There was once a time when the butcher in town knew you by name, because that’s where you would always buy your meat, and the baker would have your two fresh-baked rye loaves, still hot, sitting on the counter ready for you to pick up on a Monday morning, because that’s where you always bought your bread. ETailers have a leg-up on retailers because they are recreating the shopping experiences of old.
The beauty of that time was the personalization of the shopping experience; the staff at the store calling you by name, and the shop owner’s intent on ensuring your satisfaction before you left the store.

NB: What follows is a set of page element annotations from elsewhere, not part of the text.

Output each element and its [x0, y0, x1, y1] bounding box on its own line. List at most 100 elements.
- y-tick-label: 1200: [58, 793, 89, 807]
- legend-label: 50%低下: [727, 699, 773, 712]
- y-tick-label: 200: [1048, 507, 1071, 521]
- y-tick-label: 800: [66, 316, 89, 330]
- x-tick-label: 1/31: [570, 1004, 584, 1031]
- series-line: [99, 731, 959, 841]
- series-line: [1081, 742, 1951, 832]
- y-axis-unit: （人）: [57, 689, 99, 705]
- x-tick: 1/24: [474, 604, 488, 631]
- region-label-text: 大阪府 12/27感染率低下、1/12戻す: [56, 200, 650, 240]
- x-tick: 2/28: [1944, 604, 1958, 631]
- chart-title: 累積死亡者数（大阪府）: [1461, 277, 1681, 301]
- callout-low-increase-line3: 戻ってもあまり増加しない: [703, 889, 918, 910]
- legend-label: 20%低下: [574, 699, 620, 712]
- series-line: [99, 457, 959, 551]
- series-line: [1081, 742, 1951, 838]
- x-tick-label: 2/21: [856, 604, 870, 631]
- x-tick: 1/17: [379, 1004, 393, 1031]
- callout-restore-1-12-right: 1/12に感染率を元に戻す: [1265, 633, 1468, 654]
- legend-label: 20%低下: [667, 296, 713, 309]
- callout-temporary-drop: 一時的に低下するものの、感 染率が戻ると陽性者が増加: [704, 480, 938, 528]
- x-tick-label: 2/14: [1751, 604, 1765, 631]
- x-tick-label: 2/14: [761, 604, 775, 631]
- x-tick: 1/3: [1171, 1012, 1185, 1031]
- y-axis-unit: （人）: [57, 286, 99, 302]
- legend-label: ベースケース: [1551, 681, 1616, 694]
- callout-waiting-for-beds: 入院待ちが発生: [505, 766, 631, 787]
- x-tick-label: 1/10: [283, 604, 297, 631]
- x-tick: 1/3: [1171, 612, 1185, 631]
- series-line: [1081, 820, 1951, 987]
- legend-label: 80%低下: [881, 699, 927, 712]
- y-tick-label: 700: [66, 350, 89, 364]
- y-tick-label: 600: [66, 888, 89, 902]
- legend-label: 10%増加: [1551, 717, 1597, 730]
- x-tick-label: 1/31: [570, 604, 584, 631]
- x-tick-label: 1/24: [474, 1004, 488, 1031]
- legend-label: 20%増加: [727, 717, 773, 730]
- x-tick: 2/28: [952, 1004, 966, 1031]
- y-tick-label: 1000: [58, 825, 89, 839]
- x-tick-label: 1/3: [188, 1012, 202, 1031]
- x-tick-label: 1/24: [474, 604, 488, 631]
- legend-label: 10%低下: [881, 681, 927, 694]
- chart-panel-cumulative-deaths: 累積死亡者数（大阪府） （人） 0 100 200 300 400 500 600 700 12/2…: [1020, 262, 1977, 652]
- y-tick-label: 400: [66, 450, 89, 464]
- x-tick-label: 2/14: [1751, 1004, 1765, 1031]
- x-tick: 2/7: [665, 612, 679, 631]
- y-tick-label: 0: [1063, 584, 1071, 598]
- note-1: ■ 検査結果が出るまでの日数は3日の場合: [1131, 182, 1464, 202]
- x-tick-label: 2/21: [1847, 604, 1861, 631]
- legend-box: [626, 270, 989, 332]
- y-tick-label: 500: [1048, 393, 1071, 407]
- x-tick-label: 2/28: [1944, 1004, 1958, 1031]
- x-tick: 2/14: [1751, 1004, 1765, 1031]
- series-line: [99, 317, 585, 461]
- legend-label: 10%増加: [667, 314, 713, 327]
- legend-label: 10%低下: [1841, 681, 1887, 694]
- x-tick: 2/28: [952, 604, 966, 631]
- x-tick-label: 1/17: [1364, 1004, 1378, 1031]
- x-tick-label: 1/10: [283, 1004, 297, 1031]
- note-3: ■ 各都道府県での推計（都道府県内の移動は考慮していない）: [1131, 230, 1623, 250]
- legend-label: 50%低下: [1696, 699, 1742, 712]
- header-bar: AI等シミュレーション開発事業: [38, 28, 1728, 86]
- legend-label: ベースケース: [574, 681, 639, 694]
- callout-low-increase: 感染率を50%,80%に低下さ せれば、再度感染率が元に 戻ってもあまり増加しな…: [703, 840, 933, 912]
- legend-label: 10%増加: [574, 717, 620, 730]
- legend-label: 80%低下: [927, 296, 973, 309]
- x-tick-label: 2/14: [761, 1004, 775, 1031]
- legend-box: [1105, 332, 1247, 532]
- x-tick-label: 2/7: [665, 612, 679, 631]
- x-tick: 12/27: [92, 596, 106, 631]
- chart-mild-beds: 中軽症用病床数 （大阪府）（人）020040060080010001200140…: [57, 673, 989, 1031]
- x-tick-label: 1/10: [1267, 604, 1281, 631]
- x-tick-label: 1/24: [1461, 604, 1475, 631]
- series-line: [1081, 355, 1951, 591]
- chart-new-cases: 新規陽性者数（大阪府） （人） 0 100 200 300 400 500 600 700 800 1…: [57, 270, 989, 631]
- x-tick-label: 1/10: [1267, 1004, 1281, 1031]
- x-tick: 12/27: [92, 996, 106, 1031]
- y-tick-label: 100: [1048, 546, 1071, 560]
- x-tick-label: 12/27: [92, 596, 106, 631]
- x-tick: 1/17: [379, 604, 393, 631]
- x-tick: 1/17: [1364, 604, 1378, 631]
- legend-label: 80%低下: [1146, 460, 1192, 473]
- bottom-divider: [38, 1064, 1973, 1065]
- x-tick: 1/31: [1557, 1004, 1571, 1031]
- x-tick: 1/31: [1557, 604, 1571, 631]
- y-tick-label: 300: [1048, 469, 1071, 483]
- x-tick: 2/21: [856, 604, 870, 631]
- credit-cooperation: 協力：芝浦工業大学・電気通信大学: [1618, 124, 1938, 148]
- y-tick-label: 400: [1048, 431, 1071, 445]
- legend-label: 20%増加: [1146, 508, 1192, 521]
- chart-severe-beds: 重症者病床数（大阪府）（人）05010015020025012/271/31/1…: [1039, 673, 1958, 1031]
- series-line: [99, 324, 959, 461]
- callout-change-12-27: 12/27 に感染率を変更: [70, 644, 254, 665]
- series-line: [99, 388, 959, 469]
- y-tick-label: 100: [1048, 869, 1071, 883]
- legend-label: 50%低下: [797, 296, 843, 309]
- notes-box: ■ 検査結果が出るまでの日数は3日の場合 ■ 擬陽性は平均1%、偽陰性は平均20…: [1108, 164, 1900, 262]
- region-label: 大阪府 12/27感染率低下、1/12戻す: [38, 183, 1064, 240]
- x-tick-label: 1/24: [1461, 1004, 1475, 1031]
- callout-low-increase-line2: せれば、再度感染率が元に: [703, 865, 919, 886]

These are the shopping experiences that were valued and driven by the purveyor-consumer relationship. But these are also the experiences lost over the last 30 years, according to Moin Moinuddin, Head of Product for Integrated Payments at Vantiv. And although this retail model as we knew it has largely disappeared, it is the eTailers and not the retailers who have, to some extent, brought it back, and at scale, through technology.
eTailer Vs. Retailer
ETailers have re-established the customer-purveyor relationship, in some way, but it still has a long way to go. Amazon’s personalization is impressive; the site keeps track of a consumer’s buying history, subscriptions can be initiated for repeat orders and wish lists keep track of items that the consumer might choose to buy later.
The retailer, however, cannot establish such a relationship, because the systems and technology in the physical retail space are not there — yet.
“The online environment gives eTailers an advantage because technology provides customer intimacy. For retailers, general merchandizing has become so huge that the customer touch is lost because of the size of the store and huge turnover of employees.”
“You won’t see the same clerk every day anymore,” says Moinuddin. But coming to the retailer’s rescue is consumers’ addiction to and reliance on mobile phones, which Moinuddin explains like so: “We might realize at the end of the day that we forgot our wallets, but we realize that we’ve forgotten our phone as soon as we walk out the door.”
This ubiquity of mobile phones has encouraged retailers to invest in technology, such as beacons and Bluetooth, which can send notifications to shoppers in-store.
Retailers are also investing in the data side — collecting and analyzing data and then using it to provide custom experiences based on customer profiles.
A lack of engagement by consumers is telling retailers that they are losing customers to the online experience, and they need to provide a more personalized and customized experience in order to compete.
“Unless retailers transform, they are going to be history,” says Moinuddin.
From POS To POE
Changing POS technology is a massive undertaking for any retailer in terms of the cost and retraining staff, but one big change is the use of location-based, opt-in technology that helps retailers to get to know the customer and respond to the consumers’ needs as soon as they walk in the store.
According to Moinuddin: “A big change is connection with the cloud. Wi-Fi and connectivity are making POS not simply a disconnected, dumb terminal but more like a connected ePoint where customer interaction happens.”
By scanning a loyalty card or with phone proximity technology, the POS knows who the consumer is, their buying history and what offers to push to that consumer, but it may be too late by then.
“The point is to move away from point of sales to point of entry. One goal is for retailers to be able to send offers to the consumer that fit their wish list as soon as they walk in the store and to guide them to where they need to be,” says Moinuddin.
User identification technology and beacons, which are small wireless devices located in aisles that connect to other devices via Bluetooth signal, can push notifications to consumers as they walk by. They can also help retailers gather data for the retailer. Retailers can leverage the data and also use this technology to rearrange their stores according to traffic flow and to encourage more visitors to the store.
So far, the effectiveness of this technology is not certain, and there is still a long road to travel. According to Moinuddin, citing Forrester: “Only 3 percent of retailers have deployed this technology and are still experimenting, and about 16 percent want to do something. But the uptick is pretty low, and the business case for the beacon is still to be proven.”
Check The Checkout
Uber has perfected the frictionless checkout by eliminating it completely; Uber riders get out of the car and they’re done — the payment transaction is all done in the background. Can this model be applied to retail stores, where the consumer perhaps has a running amount showing on the cart and can walk out any time with the payment taken care of by the card on file?
Moinuddin thinks so. It’s just a matter of integrating the right technologies and collecting the right data so that POS can become POE.
“Retailers have an enormous amount of data that is underutilized. They should use that and technologies, such as machine learning, to provide a more personalized and customized experience for consumers. Because whoever tackles that can definitely transform retail in the next five to 10 years.”